Follow-up question: How can the R.I. Department of Health, given its prominent role as a partner with Gov. Gina Raimondo in the political push to reopen schools amidst the coronavirus, be seen as an impartial regulator of such a merger?

The reality is that divorce under the marriage proposal of a consolidated system may prove to be very difficult. As with most corporate mergers, one health system may emerge as the eventual dominant partner.

8. Will the new consolidated health care entity endorse a policy of making health care prescriptions for affordable housing?

Follow-up question: If affordable housing is in such a crisis in Rhode Island, what is the responsibility of a new consolidated health industry entity to invest its capital in affordable housing development?

There are no incentives in the core business model to make investments in affordable housing; instead, health systems park their money in bonds and other financial vehicles to achieve a return on their “investments.”

The long-term benefits of making such investments in affordable housing as a long-term public health policy to improve health outcomes for the residents they serve are numerous.
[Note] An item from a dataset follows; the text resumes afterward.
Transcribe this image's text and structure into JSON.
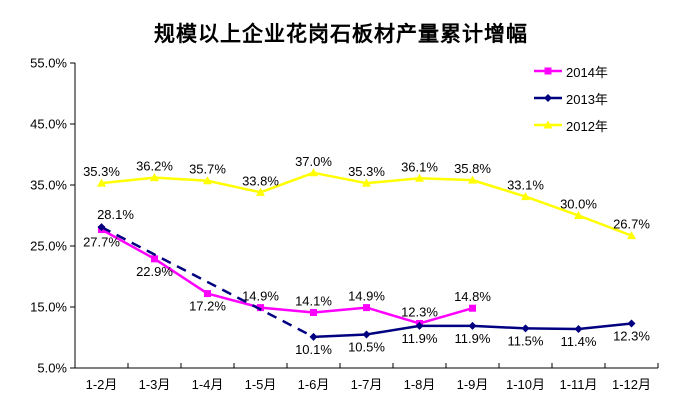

To do so, however, would require regulators to recommend a structural change to how health systems invest their “profits” as a way to achieve future health care savings.

9. How will the change to telehealth platforms redefine the way that office visits are coded and billed for under the proposed merger, given that the current infrastructure built around office visits, particularly around specialty practices, may need to be changed?

Follow-up question: Will health insurers be required to eliminate third-party verification for approval of services recommended by physicians?

10. Will it be possible for the R.I. Office of the Health Insurance Commissioner to control the enormous pricing power of a consolidated entity?

Follow-up question: How will investments in housing, childcare, transportation, and job training be able to compete with the likely increase in health care sector costs?

Follow-up question: Will there need to be a regulatory firewall created between home and community-based health services, and between primary care, acute care by hospitals and their specialist staff, in a new body that does not currently exist?